Optimalisasi Dana BPMU Harus Dibarengi Transparansi: Hentikan Penahanan Ijazah dan Pungutan Berkedok Sumbangan
Oleh; Mulyadi | Pemimpin Redaksi KabarGEMPAR.com
BANTUAN Pendidikan Menengah Universal (BPMU) merupakan program strategis Pemerintah Provinsi Jawa Barat dalam memperkuat sektor pendidikan menengah. Dengan sumber dana dari APBD provinsi, BPMU hadir untuk mendukung kelangsungan operasional sekolah sekaligus menjamin kesejahteraan tenaga pendidik, khususnya guru honorer yang selama ini terpinggirkan.
Namun, implementasi di lapangan belum sepenuhnya mencerminkan semangat pemerataan dan keadilan. Masih banyak laporan mengenai guru honorer yang menerima honor di bawah ketentuan, bahkan mengalami pemotongan tanpa kejelasan. Parahnya, praktik penahanan ijazah siswa dan pungutan yang dibungkus dengan istilah “sumbangan sukarela” juga masih berlangsung. Ini menjadi ironi besar di tengah derasnya gelontoran dana dari pemerintah.
Sudah saatnya publik mendorong sekolah-sekolah dan dinas terkait untuk benar-benar menjalankan prinsip akuntabilitas dan transparansi dalam pengelolaan dana BPMU. Tidak boleh ada lagi alasan keterlambatan pencairan menjadi dalih untuk membebani siswa dengan pungutan tambahan.
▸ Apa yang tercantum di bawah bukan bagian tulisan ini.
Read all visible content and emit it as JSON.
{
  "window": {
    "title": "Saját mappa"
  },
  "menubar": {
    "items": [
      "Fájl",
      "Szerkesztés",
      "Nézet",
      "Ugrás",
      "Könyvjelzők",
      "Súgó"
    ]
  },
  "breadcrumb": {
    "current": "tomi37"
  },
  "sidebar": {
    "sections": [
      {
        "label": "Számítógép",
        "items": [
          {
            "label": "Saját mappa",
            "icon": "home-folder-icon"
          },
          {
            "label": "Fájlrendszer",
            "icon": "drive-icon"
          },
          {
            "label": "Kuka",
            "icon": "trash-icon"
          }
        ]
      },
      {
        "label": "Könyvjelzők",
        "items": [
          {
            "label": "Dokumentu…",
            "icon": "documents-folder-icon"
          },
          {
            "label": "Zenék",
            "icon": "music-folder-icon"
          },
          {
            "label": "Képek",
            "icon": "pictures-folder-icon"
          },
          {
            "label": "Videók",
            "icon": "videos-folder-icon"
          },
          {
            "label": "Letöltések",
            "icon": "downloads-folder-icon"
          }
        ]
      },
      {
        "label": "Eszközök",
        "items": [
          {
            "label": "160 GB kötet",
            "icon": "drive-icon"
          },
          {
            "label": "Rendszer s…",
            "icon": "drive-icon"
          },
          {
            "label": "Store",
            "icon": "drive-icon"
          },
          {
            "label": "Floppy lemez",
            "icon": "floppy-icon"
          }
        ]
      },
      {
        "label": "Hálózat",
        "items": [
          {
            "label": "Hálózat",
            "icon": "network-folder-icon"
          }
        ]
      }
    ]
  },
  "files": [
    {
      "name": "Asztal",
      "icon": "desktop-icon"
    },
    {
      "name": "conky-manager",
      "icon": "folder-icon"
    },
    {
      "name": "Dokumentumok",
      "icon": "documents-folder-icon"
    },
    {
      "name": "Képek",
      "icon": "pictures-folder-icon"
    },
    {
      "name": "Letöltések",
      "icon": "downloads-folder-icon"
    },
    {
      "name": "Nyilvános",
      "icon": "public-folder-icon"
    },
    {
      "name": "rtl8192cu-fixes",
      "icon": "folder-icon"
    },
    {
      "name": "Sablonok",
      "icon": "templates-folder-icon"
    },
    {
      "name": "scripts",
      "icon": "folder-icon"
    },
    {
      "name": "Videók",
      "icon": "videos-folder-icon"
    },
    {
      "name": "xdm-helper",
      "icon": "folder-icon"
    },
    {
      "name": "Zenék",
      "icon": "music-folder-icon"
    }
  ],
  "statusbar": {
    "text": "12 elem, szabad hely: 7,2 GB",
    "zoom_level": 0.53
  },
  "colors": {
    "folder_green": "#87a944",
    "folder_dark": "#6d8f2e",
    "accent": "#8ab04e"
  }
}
Begitu pula, ijazah siswa tidak semestinya dijadikan alat tekan atas sumbangan yang sifatnya tidak resmi.
Pengelolaan dana BPMU harus berpijak pada data riil dari Dapodik dan petunjuk teknis yang berlaku. Bila satuan biaya sudah ditentukan dan dana telah diterima sesuai jumlah siswa, maka tidak boleh ada ruang abu-abu dalam penggunaannya. Pungutan di luar ketentuan hanya akan mencederai tujuan utama BPMU, yakni pemerataan akses dan kualitas pendidikan.
Pemerintah provinsi dan pengawas pendidikan mesti bertindak tegas terhadap sekolah yang menyalahgunakan dana atau melanggar hak-hak siswa dan guru. Dalam konteks pendidikan, transparansi bukan hanya pilihan, melainkan kewajiban moral dan hukum.
Jika BPMU ingin benar-benar menjadi solusi, maka praktik lama seperti penahanan ijazah, pemotongan honor, dan pungutan terselubung harus dihentikan. Pendidikan yang inklusif dan bermartabat tidak akan lahir dari sistem yang masih menyimpan ketimpangan. Sudah saatnya BPMU tidak hanya besar dalam angka, tetapi juga adil dalam pelaksanaan.